Not at all. In fact, this is very much at the heart of what he was
wrestling with and I'm attempting to persuade you to change your mind-set. If
you want to understand the kind of modeling he was suggesting, you have to
abandon certain traditional patterns of thinking. It's an issue of
perspective, really. The kind of "objectivity" you are describing
(from Physics, which then pervades all of science) is derived from certain basic
assumptions, and models of the universe that were constructed from those
assumptions.
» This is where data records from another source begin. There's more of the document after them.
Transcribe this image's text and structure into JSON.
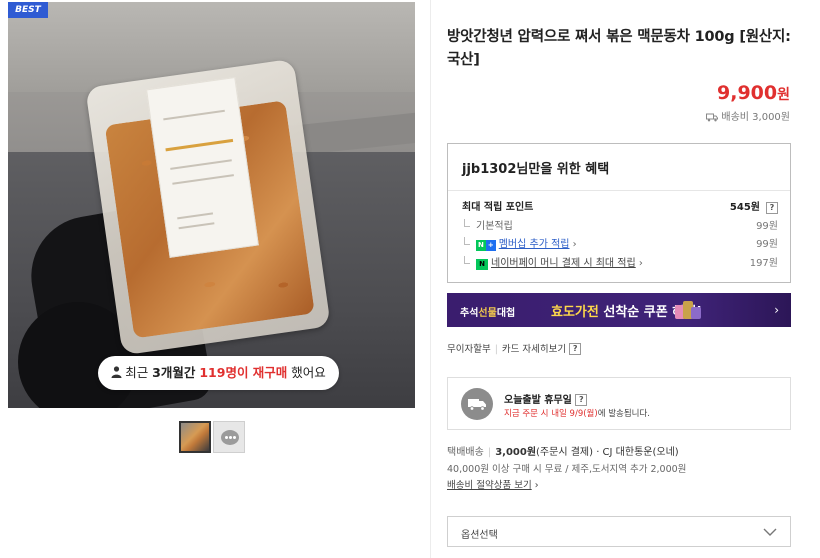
{
  "badge": "BEST",
  "rebuy": {
    "prefix": "최근 ",
    "period": "3개월간",
    "count": "119명이 재구매",
    "suffix": " 했어요"
  },
  "product": {
    "title": "방앗간청년 압력으로 쪄서 볶은 맥문동차 100g [원산지: 국산]",
    "price": "9,900",
    "price_unit": "원",
    "shipping_fee": "배송비 3,000원"
  },
  "benefit": {
    "title": "jjb1302님만을 위한 혜택",
    "max_points_label": "최대 적립 포인트",
    "max_points_value": "545원",
    "help": "?",
    "rows": [
      {
        "label": "기본적립",
        "value": "99원"
      },
      {
        "label": "멤버십 추가 적립",
        "value": "99원"
      },
      {
        "label": "네이버페이 머니 결제 시 최대 적립",
        "value": "197원"
      }
    ]
  },
  "banner": {
    "prefix": "추석",
    "prefix_accent": "선물",
    "prefix_suffix": "대첩",
    "accent": "효도가전",
    "text": " 선착순 쿠폰 혜택!",
    "chevron": "›"
  },
  "installment": {
    "label": "무이자할부",
    "card_link": "카드 자세히보기",
    "help": "?"
  },
  "today": {
    "title": "오늘출발 휴무일",
    "help": "?",
    "sub_highlight": "지금 주문 시 내일 9/9(월)",
    "sub_rest": "에 발송됩니다."
  },
  "delivery": {
    "label": "택배배송",
    "fee": "3,000원",
    "fee_note": "(주문시 결제)",
    "carrier": "· CJ 대한통운(오네)",
    "condition": "40,000원 이상 구매 시 무료 / 제주,도서지역 추가 2,000원",
    "saving_link": "배송비 절약상품 보기",
    "chevron": "›"
  },
  "option": {
    "placeholder": "옵션선택"
  },
  "colors": {
    "price": "#e0302f",
    "banner_bg": "#3a1d6e",
    "best_badge": "#2f5bd3",
    "naver_green": "#03c75a"
  }
}
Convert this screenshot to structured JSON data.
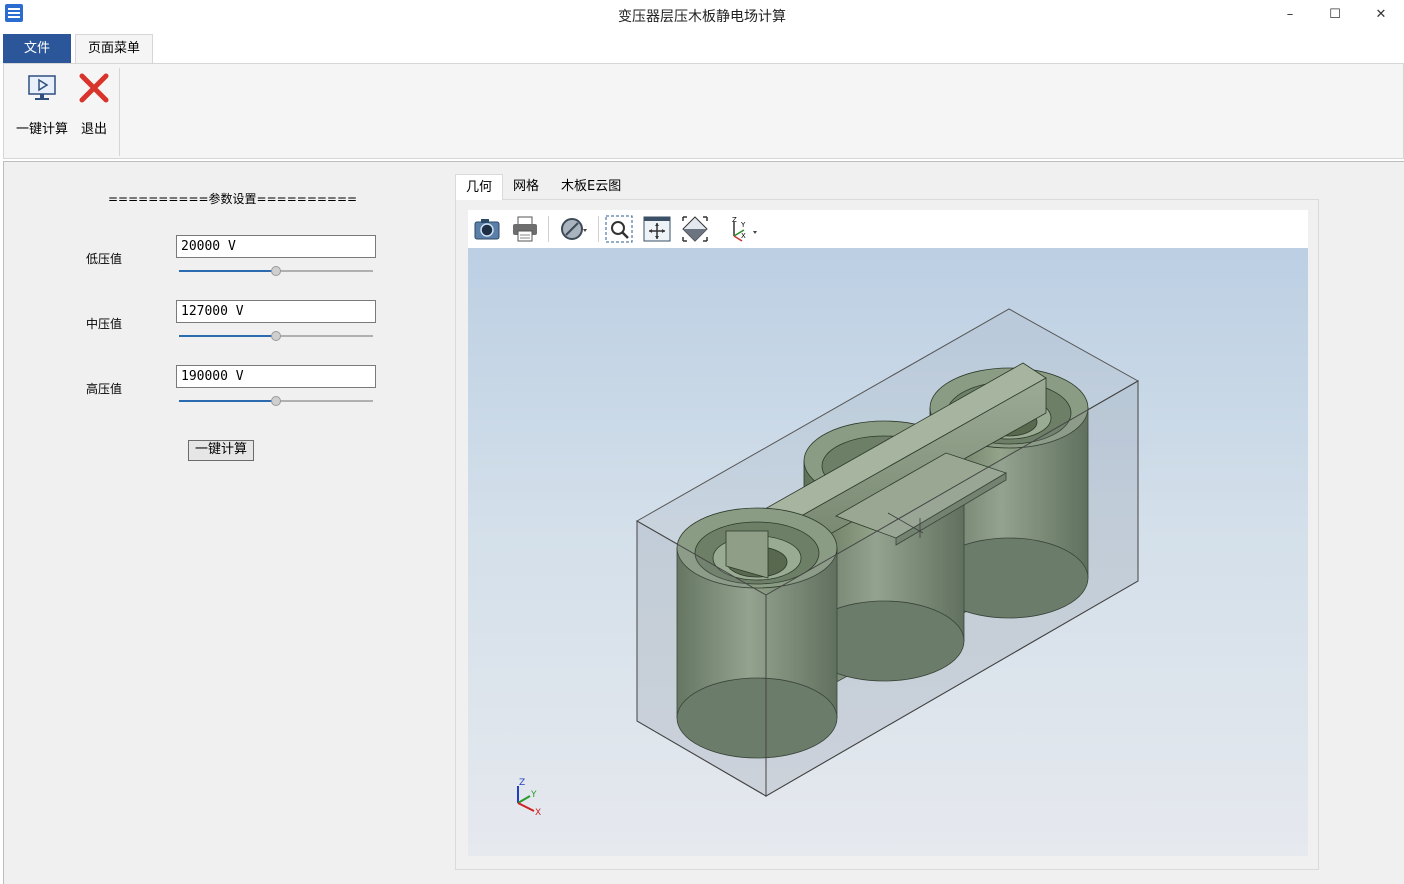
{
  "window": {
    "title": "变压器层压木板静电场计算",
    "minimize": "–",
    "maximize": "☐",
    "close": "✕"
  },
  "ribbon": {
    "tabs": [
      {
        "label": "文件"
      },
      {
        "label": "页面菜单"
      }
    ],
    "buttons": [
      {
        "label": "一键计算",
        "icon": "play-monitor-icon"
      },
      {
        "label": "退出",
        "icon": "close-x-icon"
      }
    ]
  },
  "params": {
    "title": "==========参数设置==========",
    "low": {
      "label": "低压值",
      "value": "20000 V",
      "slider_fraction": 0.5
    },
    "mid": {
      "label": "中压值",
      "value": "127000 V",
      "slider_fraction": 0.5
    },
    "high": {
      "label": "高压值",
      "value": "190000 V",
      "slider_fraction": 0.5
    },
    "calc_button": "一键计算"
  },
  "viewer": {
    "tabs": [
      {
        "label": "几何",
        "active": true
      },
      {
        "label": "网格",
        "active": false
      },
      {
        "label": "木板E云图",
        "active": false
      }
    ],
    "toolbar_icons": [
      "camera-icon",
      "print-icon",
      "display-mode-icon",
      "zoom-window-icon",
      "fit-all-icon",
      "view-iso-icon",
      "axis-view-icon"
    ],
    "triad": {
      "z": "Z",
      "y": "Y",
      "x": "X"
    }
  },
  "colors": {
    "accent": "#2b579a",
    "model_green": "#7a8c74",
    "viewport_top": "#bccfe3",
    "viewport_bottom": "#e6e9ee"
  }
}
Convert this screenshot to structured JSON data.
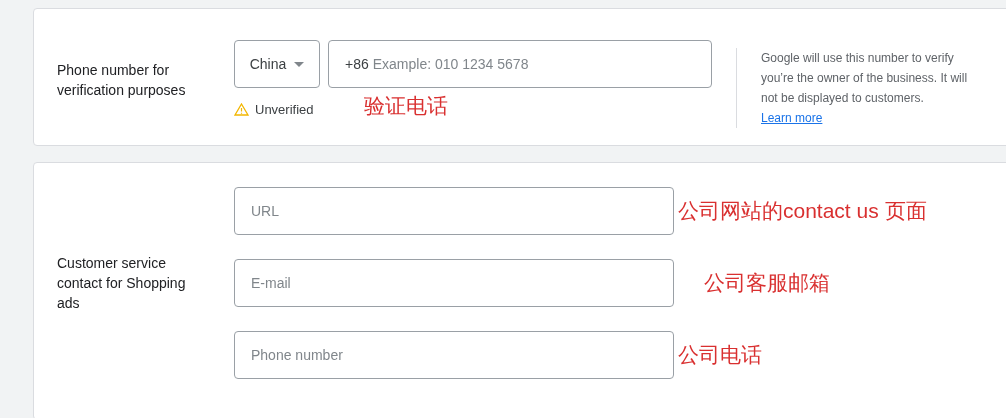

His discovery was that those assumptions and models apply to
only a very small ("special") group of system types; those with "simple"
(non-complex) organization-- Systems that are approximately "the sum of
their parts". As you know, he came to the conclusion that most systems we know
of in the universe are not of that organization type. So, what is considered
"the general science" really isn't general. And, what initially seemed to
set biological systems apart from others turns out to be due to aspects which
are actually the general case-- systems where the relational causality conferred
upon the system by its organization is what makes such systems "more than the
sum of their parts". The pursuit of the type of "objectivity" you have
described is a part of the problem in science and it's no surprise that it was
generated from the same assumptions as the models and the approach. It's
also somewhat schizophrenic because, as I've tried to illustrate, they
are trying to subtract by adding more of what they're trying to
subtract...
From page 35 of "Life, Itself":
Robert Rosen wrote: "To assess the "level of generality"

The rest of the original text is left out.